Ring Around the Sun

Ring Around the Sun
Clifford Simak

I’ve spent a lot of time lately finding new authors, reading debut novels, and catching up on the hottest new books. After all the excitement of The New, it was time for something Old; Clifford Simak answered the call with some truly Golden Age stuff. Simak, despite winning a Hugo for Waystation, doesn’t really get talked about as much as many of his contemporaries. He may not be in the Asimov-Heinlein-Clarke pantheon, but I would rate him equal to Alfred Bester or Cordwainer Smith, both of whom seem to garner more frequent mention. Going out on a serious jazz nerd limb, I would call Simak the Hank Mobley of science fiction. Anyway, taking a break from my library raids, I pulled out Ring Around the Sun, an old paperback of which I purchased somewhere forgotten.

Ring is steeped in the 1950s, but some of its themes are eerily prescient. Mostly though, it’s the 1950s. The Cold War pervades all in a way unique to the age, something that younger readers will probably fail utterly to understand. It’s hard to explain to someone who grew up in the 90s how all-encompassing the Cold War was, or why the Soviets were such reliable bad guys. (It has been noted by many that the general reaction to Clarke’s 2001 or 2010 took as a given both spaceflight to Jupiter and the USSR still hanging around. Its sudden collapse in 1989 took everyone by surprise, inevitable though it may seem now, which is why so much SF at the time blithely assumed that the Soviets would be with us well into our expansion into the Solar System.) It is also difficult to replicate the undercurrent of dread that nuclear war engendered; vague fears of terrorism, the Rise of China, or environmental collapse lack the operatic finality of mutual assured destruction. Ring isn’t a John LeCarre novel and the Soviets aren’t really the bad guys, but the Cold War is lurking behind everything that takes place.

At the same time, Simak hints at some questions that would later appear books by writers like Iain M. Banks and Charles Stross. In the book’s future, the distant 1970s, stuff that doesn’t break is beginning to come to market. The Forever Car, which will run forever, razor blades that don’t dull, and other such objects are creeping into the national economy, wreaking subtle havoc. Oddly enough, the 70s were exactly the years when cars made by companies with names like Toyota, Honda, and Datsun entered the US market, cars that lasted years longer than their American counterparts and eventually crippled Detroit. While the Forever Car’s importance fades as the book wears on, its economic possibilities are both the most interesting part of the book and the factor that keeps it relevant now.

The Forever Car and its counterparts represent the post-scarcity economy that one hopes will eventually sweep away our current system. Simak’s characters are going through what contemporary writers would term an economic singularity, that brief, turbulent period when new technology completely upends a society. Simak ignores innovation and fashion, which have prevented our current, long-lasting stuff from swamping the new consumer goods market, but the response of the old guard is predictable: entrenchment, aggressive propaganda, nationalistic fervor, and finally violence. Lest this seem an exaggeration, think of Detroit’s tactics, both labor and capital, since Japanese cars, robotics, outsourcing, and fuel efficiency concerns developed. Clearly, this was my favorite part of the book, and the most surprising, considering its age.
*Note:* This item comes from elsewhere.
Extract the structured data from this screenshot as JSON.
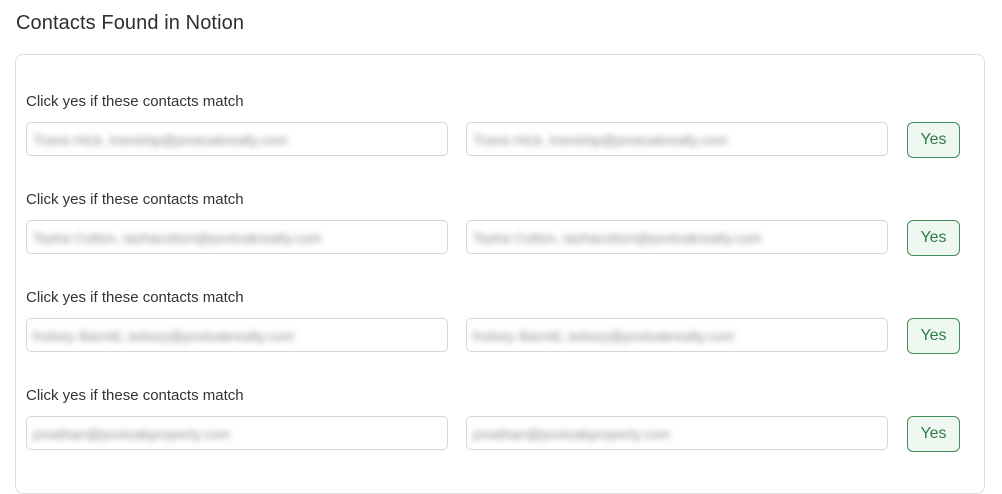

But only part of the book is spent digging around an economic morass. (Probably just as well for 80-90% of the readership.) Much of the rest concerns itself with a trope that was popular at the time, but seems to have fallen into disuse: supermen and/or mutants among us slowly conquering the world. I wonder a bit about the rise and fall of these guys, since only the X-Men are carrying this particular torch at the moment. Regardless, Simak pairs his economic fun with the future leaders of mankind. (Note that I use “mankind” rather than “humanity” on purpose here, since it’s the 50s and white men are doing most of the talking.)

Mostly though, this is a Simak story, which means that sympathetic characters move at a stately pace towards a calm resolution. There are interesting ideas and plenty of action, but like most of the author’s books, Ring is about good people trying to do the right thing. Simak focuses on the Everyman behind each superman and villain, interested as much in the humanity of their stories as the gadgets and world building. This sets him apart from much of Golden Age SF and makes his books must read material. Ring Around the Sun is worth seeking out for a host of reasons: the near-prophetic bits about an economic singularity, the claustrophobia of the Cold War, Simak’s unique spin on SF, plus the whole “this is a good book” business. As an added bonus, my copy contained a vintage ad from the Science Fiction Book Club, advertising the hottest new books for just 10 cents. I wonder if they will still honor it?

Rating: Gerson, the underrated, far too obscure midfield mastermind behind Pele’s greatest Brazilian teams. I spent an inordinate amount of time looking this one up.